Cresci em uma pobreza que impede o crescimento, que rouba toda oportunidade. Nasci em uma luta constante. Encontrar comida todas as noites era uma guerra. Não posso dizer que fiquei surpreso quando meu pai finalmente faleceu, e minha casa foi tomada de volta porque eu não podia pagar as contas sozinho. As pessoas sempre evitaram contato visual comigo. Fui xingado nas ruas mais vezes do que posso contar. Quando você é sem-teto, as pessoas fazem o possível para evitar você. Eu as deixo desconfortáveis. Eu as deixo irritadas. Algumas pessoas têm pena de mim, mas muitas apenas sentem nojo.

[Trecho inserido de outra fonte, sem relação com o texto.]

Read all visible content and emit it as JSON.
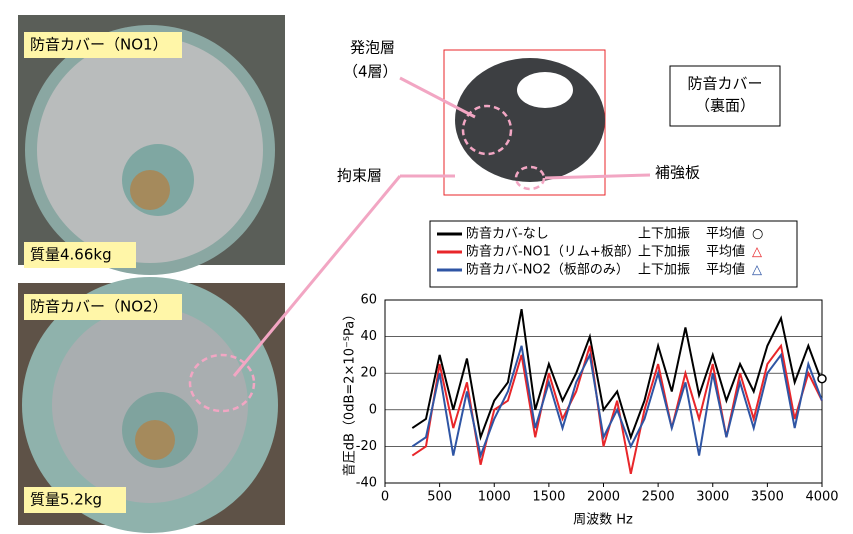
{
  "photos": [
    {
      "label": "防音カバー（NO1）",
      "mass": "質量4.66kg"
    },
    {
      "label": "防音カバー（NO2）",
      "mass": "質量5.2kg"
    }
  ],
  "annotations": {
    "foam": "発泡層",
    "foam_layers": "（4層）",
    "cover": "防音カバー",
    "back": "（裏面）",
    "constraint": "拘束層",
    "reinforce": "補強板"
  },
  "chart_data": {
    "type": "line",
    "xlabel": "周波数 Hz",
    "ylabel": "音圧dB（0dB=2×10⁻⁵Pa）",
    "x": [
      250,
      375,
      500,
      625,
      750,
      875,
      1000,
      1125,
      1250,
      1375,
      1500,
      1625,
      1750,
      1875,
      2000,
      2125,
      2250,
      2375,
      2500,
      2625,
      2750,
      2875,
      3000,
      3125,
      3250,
      3375,
      3500,
      3625,
      3750,
      3875,
      4000
    ],
    "series": [
      {
        "name": "防音カバ-なし",
        "excitation": "上下加振",
        "average_label": "平均値",
        "marker": "○",
        "color": "#000000",
        "average": 17,
        "values": [
          -10,
          -5,
          30,
          0,
          28,
          -15,
          5,
          15,
          55,
          0,
          25,
          5,
          20,
          40,
          0,
          10,
          -15,
          5,
          35,
          10,
          45,
          8,
          30,
          5,
          25,
          10,
          35,
          50,
          15,
          35,
          15
        ]
      },
      {
        "name": "防音カバ-NO1（リム+板部）",
        "excitation": "上下加振",
        "average_label": "平均値",
        "marker": "△",
        "color": "#e8262a",
        "values": [
          -25,
          -20,
          25,
          -10,
          15,
          -30,
          0,
          5,
          30,
          -15,
          20,
          -5,
          10,
          35,
          -20,
          5,
          -35,
          0,
          25,
          -10,
          20,
          -5,
          25,
          -15,
          20,
          -5,
          25,
          35,
          -5,
          20,
          5
        ]
      },
      {
        "name": "防音カバ-NO2（板部のみ）",
        "excitation": "上下加振",
        "average_label": "平均値",
        "marker": "△",
        "color": "#2f55a4",
        "values": [
          -20,
          -15,
          20,
          -25,
          10,
          -25,
          -5,
          10,
          35,
          -10,
          15,
          -10,
          15,
          30,
          -15,
          0,
          -20,
          -5,
          20,
          -10,
          15,
          -25,
          20,
          -15,
          15,
          -10,
          20,
          30,
          -10,
          25,
          5
        ]
      }
    ],
    "xlim": [
      0,
      4000
    ],
    "xticks": [
      0,
      500,
      1000,
      1500,
      2000,
      2500,
      3000,
      3500,
      4000
    ],
    "ylim": [
      -40,
      60
    ],
    "yticks": [
      -40,
      -20,
      0,
      20,
      40,
      60
    ],
    "grid": true
  }
}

Há semanas, um grupo de jovens me abordou no parque, onde eu havia conseguido montar um pequeno abrigo. Eles rasgaram minha barraca em pedaços. Estavam rindo, dizendo que eu não prestava. Um deles apontou a faca para mim e disse: “Você é igual às baratas que correm nas ruas”. Depois, foram embora tão rápido quanto vieram. Mas não me lembro muito dessa experiência. Porque, assim que os homens partiram, outro apareceu. Esse eu lembro muito, muito bem. O novo homem era só pele e osso. A princípio, achei que ele também era sem-teto. Suas roupas eram limpas e novas, mas deixavam claro todos os lugares onde a pele havia sido esfregada até ficar em carne viva. Fiquei imediatamente inquieto quando ele se aproximou, mas pensei que era por causa dos homens que me atacaram. Eu estava errado.

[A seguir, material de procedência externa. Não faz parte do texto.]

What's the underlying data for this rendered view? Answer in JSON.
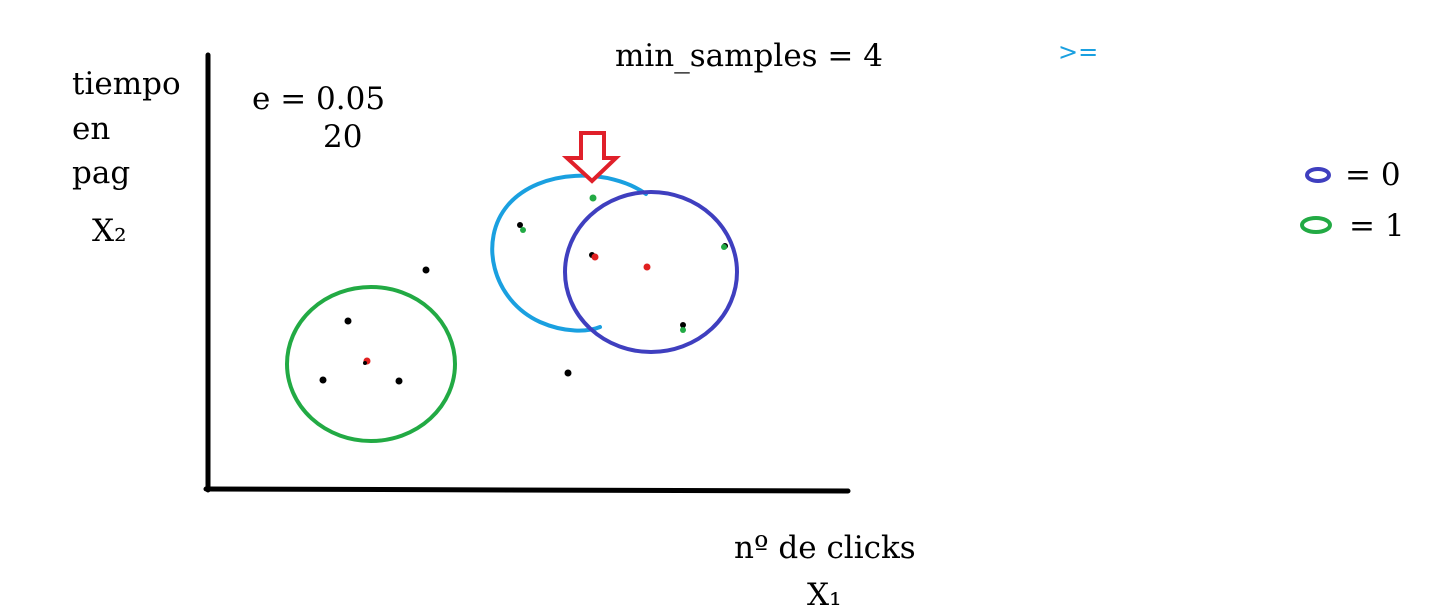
{
  "y_label": [
    "tiempo",
    "en",
    "pag"
  ],
  "y_variable": "X₂",
  "x_label": "nº de clicks",
  "x_variable": "X₁",
  "epsilon": "e = 0.05",
  "epsilon_alt": "20",
  "min_samples": "min_samples = 4",
  "comparison_note": ">=",
  "legend": [
    {
      "label": "= 0",
      "color": "#3f3fbf"
    },
    {
      "label": "= 1",
      "color": "#22aa44"
    }
  ],
  "colors": {
    "axis": "#000000",
    "cluster_0": "#3f3fbf",
    "cluster_1": "#22aa44",
    "neighborhood": "#1aa0e0",
    "arrow": "#e0202a",
    "core_point": "#e02020",
    "border_point": "#22aa44",
    "noise_point": "#000000"
  }
}
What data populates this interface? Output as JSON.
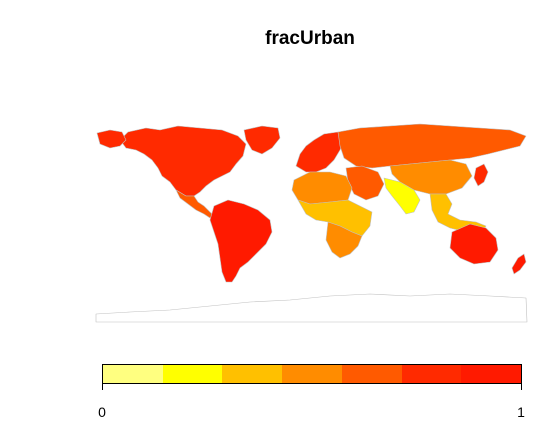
{
  "title": "fracUrban",
  "legend": {
    "min_label": "0",
    "max_label": "1",
    "colors": [
      "#ffff80",
      "#ffff00",
      "#ffc000",
      "#ff8c00",
      "#ff5a00",
      "#ff2a00",
      "#ff1a00"
    ]
  },
  "map": {
    "border_color": "#c0c0c0",
    "regions": [
      {
        "region": "north-america",
        "color": "#ff2a00"
      },
      {
        "region": "alaska",
        "color": "#ff2a00"
      },
      {
        "region": "greenland",
        "color": "#ff2a00"
      },
      {
        "region": "central-america",
        "color": "#ff5a00"
      },
      {
        "region": "south-america",
        "color": "#ff1a00"
      },
      {
        "region": "western-europe",
        "color": "#ff2a00"
      },
      {
        "region": "russia",
        "color": "#ff5a00"
      },
      {
        "region": "north-africa",
        "color": "#ff8c00"
      },
      {
        "region": "middle-east",
        "color": "#ff5a00"
      },
      {
        "region": "sub-saharan-africa",
        "color": "#ffc000"
      },
      {
        "region": "southern-africa",
        "color": "#ff8c00"
      },
      {
        "region": "south-asia",
        "color": "#ffff00"
      },
      {
        "region": "china",
        "color": "#ff8c00"
      },
      {
        "region": "southeast-asia",
        "color": "#ffc000"
      },
      {
        "region": "japan",
        "color": "#ff2a00"
      },
      {
        "region": "australia",
        "color": "#ff1a00"
      },
      {
        "region": "new-zealand",
        "color": "#ff1a00"
      },
      {
        "region": "antarctica",
        "color": "#ffffff"
      }
    ]
  }
}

O homem magro me olhou com piedade. “As pessoas expulsam os sem-teto como se fossem cães”, murmurou. “Essa cultura é profundamente podre.”

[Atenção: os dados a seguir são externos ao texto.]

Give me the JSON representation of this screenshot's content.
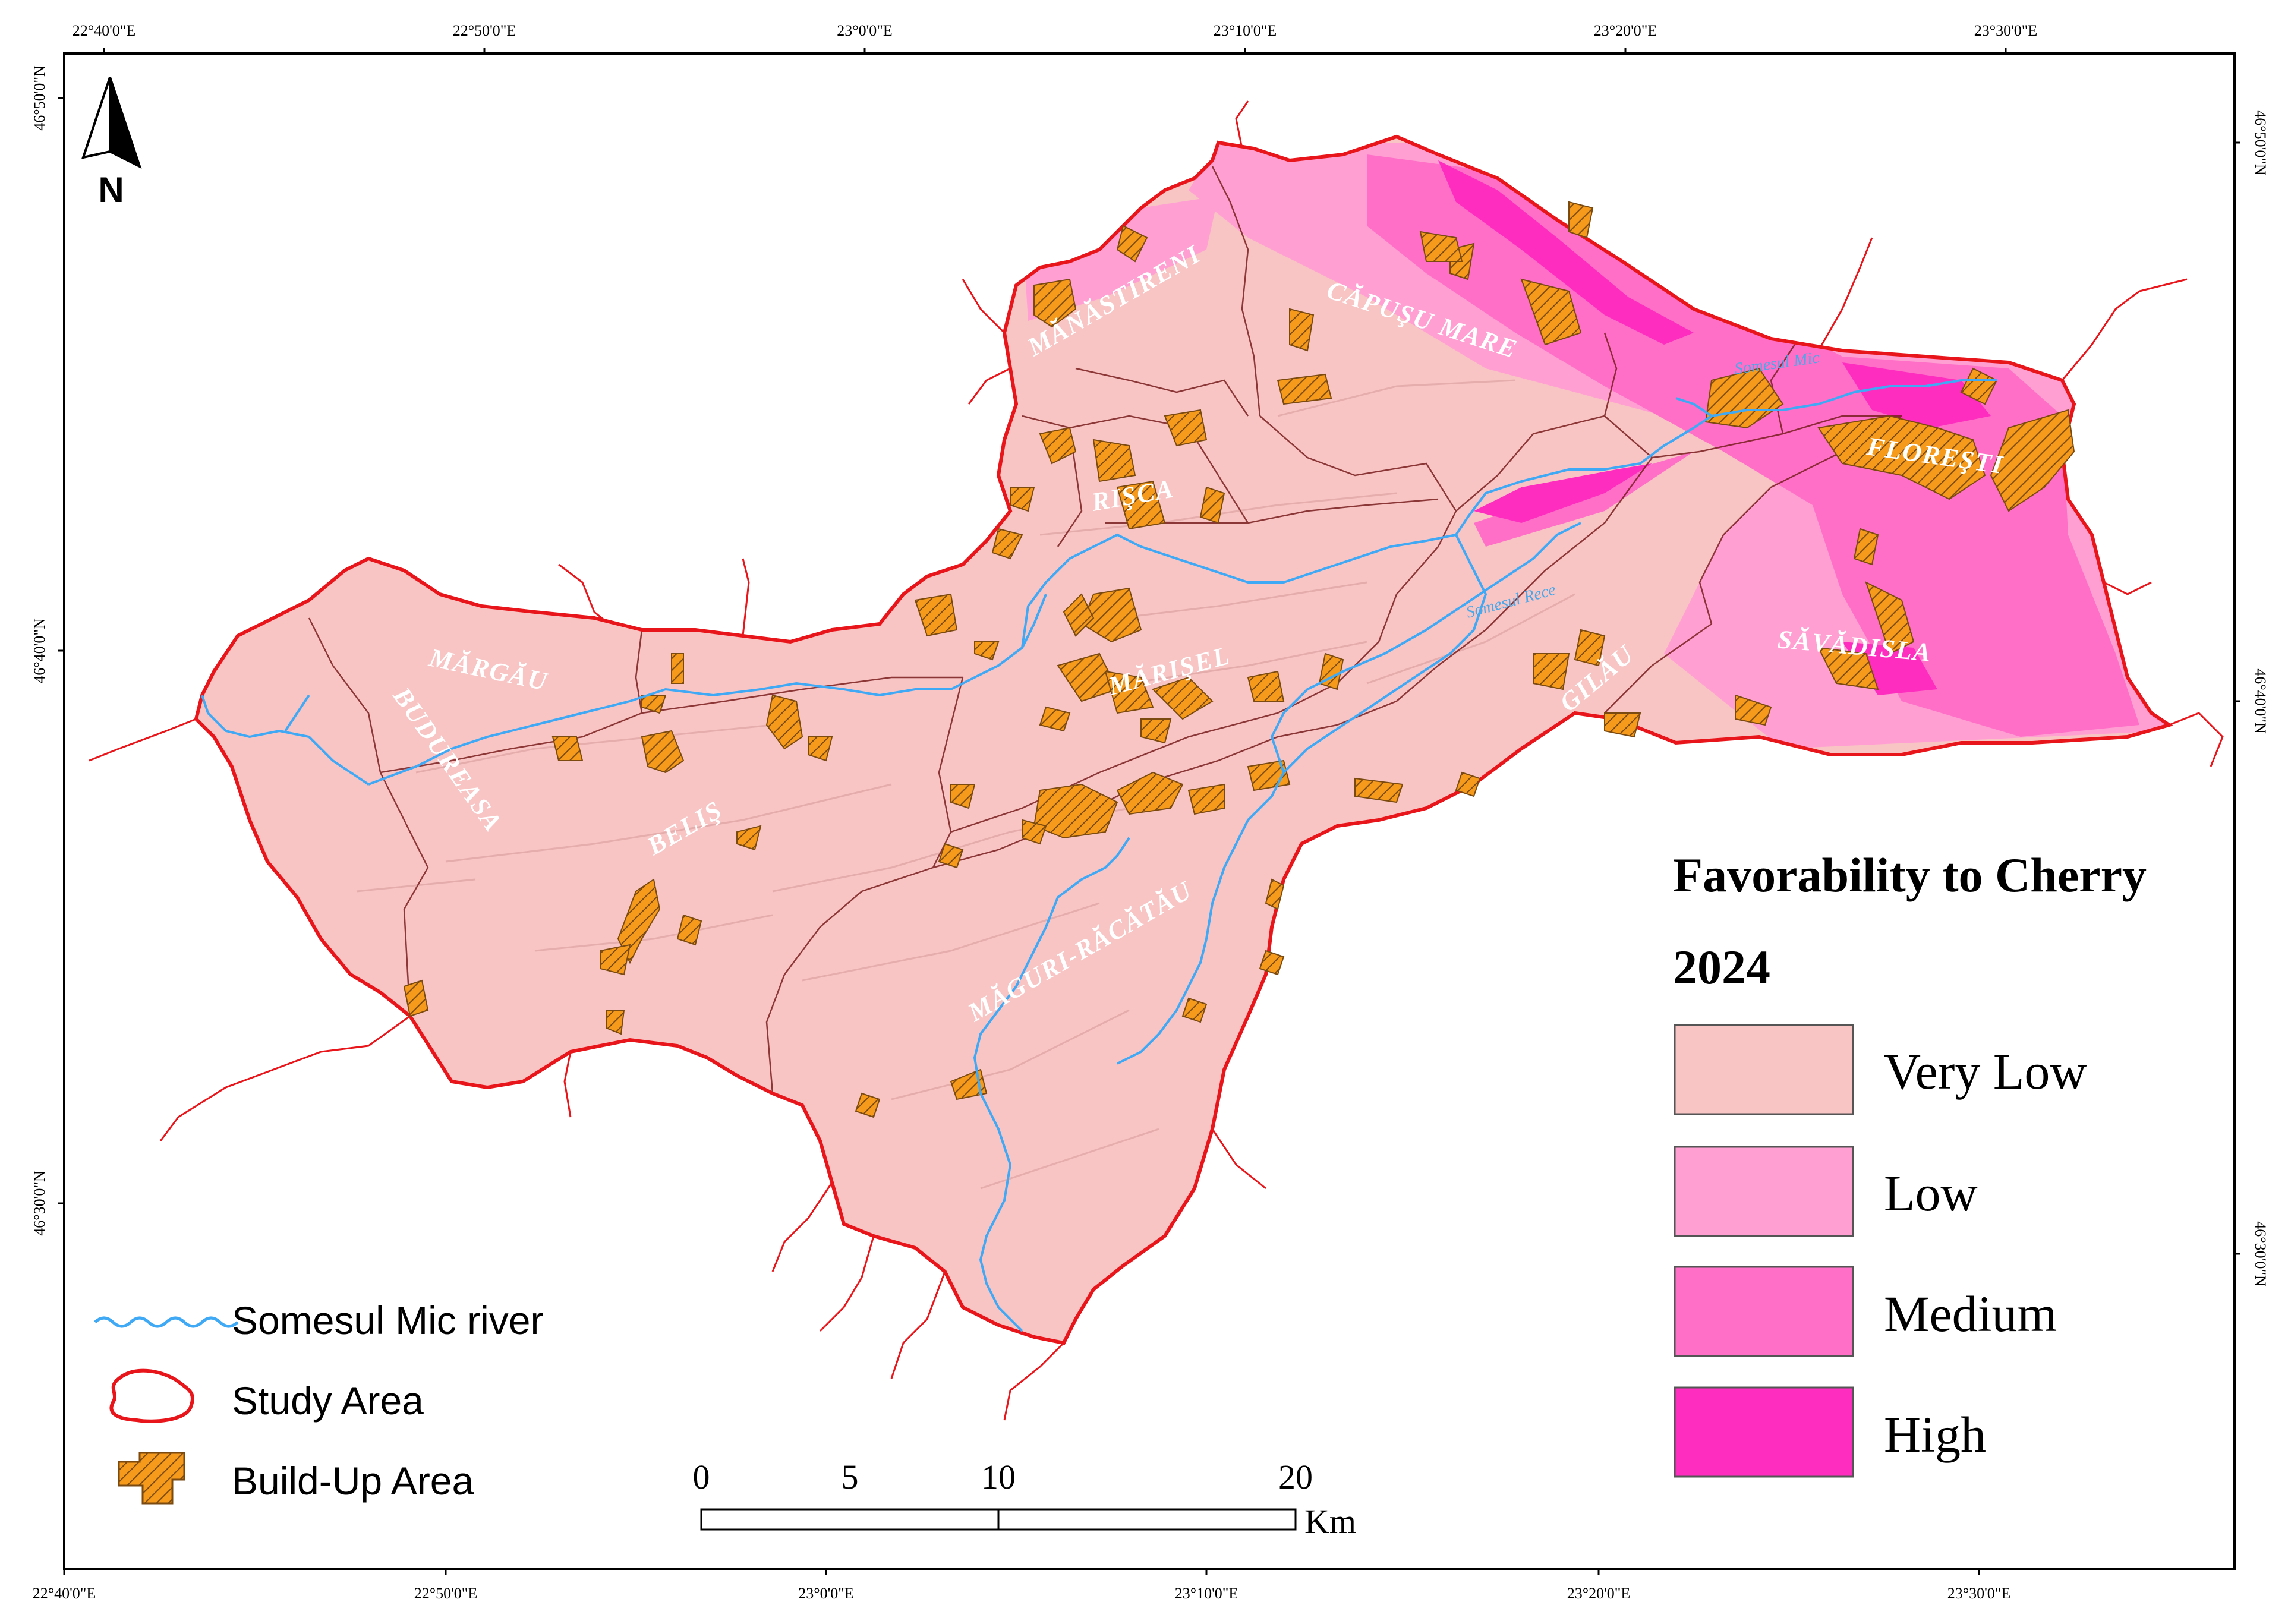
{
  "map": {
    "title_line1": "Favorability to Cherry",
    "title_line2": "2024",
    "north_label": "N",
    "colors": {
      "very_low": "#f8c4c4",
      "low": "#ff9fd2",
      "medium": "#ff6fc8",
      "high": "#ff2cc0",
      "study_area_outline": "#e8161b",
      "river": "#3fa9f5",
      "buildup_fill": "#f59a1a",
      "buildup_hatch": "#7a4a10"
    },
    "classes": [
      {
        "label": "Very Low",
        "color": "#f8c4c4"
      },
      {
        "label": "Low",
        "color": "#ff9fd2"
      },
      {
        "label": "Medium",
        "color": "#ff6fc8"
      },
      {
        "label": "High",
        "color": "#ff2cc0"
      }
    ],
    "legend": {
      "river": "Somesul Mic river",
      "study_area": "Study Area",
      "buildup": "Build-Up Area"
    },
    "scale": {
      "ticks": [
        "0",
        "5",
        "10",
        "20"
      ],
      "unit": "Km"
    },
    "top_ticks": [
      "22°40'0\"E",
      "22°50'0\"E",
      "23°0'0\"E",
      "23°10'0\"E",
      "23°20'0\"E",
      "23°30'0\"E"
    ],
    "bottom_ticks": [
      "22°40'0\"E",
      "22°50'0\"E",
      "23°0'0\"E",
      "23°10'0\"E",
      "23°20'0\"E",
      "23°30'0\"E"
    ],
    "left_ticks": [
      "46°50'0\"N",
      "46°40'0\"N",
      "46°30'0\"N"
    ],
    "right_ticks": [
      "46°50'0\"N",
      "46°40'0\"N",
      "46°30'0\"N"
    ],
    "municipalities": [
      "MĂNĂSTIRENI",
      "CĂPUŞU MARE",
      "RIŞCA",
      "FLOREŞTI",
      "MĂRGĂU",
      "MĂRIŞEL",
      "SĂVĂDISLA",
      "GILĂU",
      "BUDUREASA",
      "BELIŞ",
      "MĂGURI-RĂCĂTĂU"
    ],
    "river_labels": [
      "Somesul Mic",
      "Somesul Rece"
    ]
  }
}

Eu apenas assenti. Ainda estava sentindo a devastação do meu abrigo destruído.

“Você começa a pensar que tem insetos no seu cérebro, e que é por isso que você é assim.”

Franzi a testa com isso. Naquele momento, não o entendi. Mas agora acho que sim. Acho que, mesmo naquela hora, uma parte de mim sabia o que ele queria dizer. O homem magro se aproximou mais, e vi que sua pele em carne viva era muito pior do que eu imaginava. Havia buracos vermelhos profundos onde a carne tinha sido arrancada. Com crostas, e arrancada novamente. Pensei que podia ver suas veias por baixo de tudo, movendo-se de forma peculiar. Observei suas feridas por minutos, e elas nunca pararam de se mexer.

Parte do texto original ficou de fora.